Two characters, each with their own story. Stories that connect in an unexpected way
A lone handsome black woman (played by the excellent Packsie Vernon) stands alone, dreamily playing the electric guitar and singing a beautiful, meandering song. She claims to be Hera, the wife of the God Zeus, who has come down to earth and expects to be honoured by the people that she meets. Hera tells of finding her self in a pub where football is being shown on the television and her feeling of disassociation and panic. She seems unstable and unable to connect with the people around her.
Helen (played by the hauntingly attractive Grace Chilton) is a young inexperienced woman, who is heavily pregnant. She sits on the side of the stage at first, dressed in jeans and a tee shirt looking unutterably bored. Helen initially talks about her boring life, the boredom of her pregnancy, her addiction to the internet and her unsatisfactory sexual relationship with her unborn baby’s father (who was her first and only lover). She speaks desperately, like someone heading for a nervous breakdown. Her lover has left her and she must decide whether or not to keep the child. She seems to be without hope.
On one level, Pandora could be said to be exploring both the almost commonplace life of a young, single, mother-to-be and, at the same time, the mind of an unrelated delusional woman. It is however deeper than that. It is multilayered, beautifully written and thought provoking.
The show is expertly directed by the new, acclaimed, director Debbie Hannan who nicely avoids dropping the story into pathos. The play is fast paced but never at the expense of the narrative which remains clear but full of surprises.

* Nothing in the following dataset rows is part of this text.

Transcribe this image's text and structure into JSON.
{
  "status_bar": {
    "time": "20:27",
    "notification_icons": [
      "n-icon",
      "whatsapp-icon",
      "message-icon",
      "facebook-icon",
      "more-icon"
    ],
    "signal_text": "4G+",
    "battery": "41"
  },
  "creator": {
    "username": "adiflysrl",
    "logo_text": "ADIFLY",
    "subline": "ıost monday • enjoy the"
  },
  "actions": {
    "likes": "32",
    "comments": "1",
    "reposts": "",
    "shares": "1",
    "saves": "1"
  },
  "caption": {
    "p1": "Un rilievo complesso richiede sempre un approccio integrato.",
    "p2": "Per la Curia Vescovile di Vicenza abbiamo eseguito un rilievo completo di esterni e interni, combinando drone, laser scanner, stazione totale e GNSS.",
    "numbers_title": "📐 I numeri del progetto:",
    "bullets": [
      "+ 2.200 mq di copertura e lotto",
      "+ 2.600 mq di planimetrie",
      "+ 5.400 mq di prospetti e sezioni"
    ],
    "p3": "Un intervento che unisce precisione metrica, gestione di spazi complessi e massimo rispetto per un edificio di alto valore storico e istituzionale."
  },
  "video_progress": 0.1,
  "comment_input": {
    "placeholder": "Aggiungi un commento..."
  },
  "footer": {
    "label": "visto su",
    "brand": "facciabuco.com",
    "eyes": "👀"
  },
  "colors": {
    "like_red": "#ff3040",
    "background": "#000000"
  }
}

Actress, singer-songwriter Paksie Vernon has appeared in various stage productions and writer and actress Grace Chiltern has a vast international experience. These two exceptional young talents have combined to both write, produce and star in this significant and thought provoking show. Don’t expect a simple linear narrative, this story comes at you from all directions at once. You feel drawn into an inexplicable series of events and you are not sure which is true, which is a skewed reality and which is imagination borne of madness.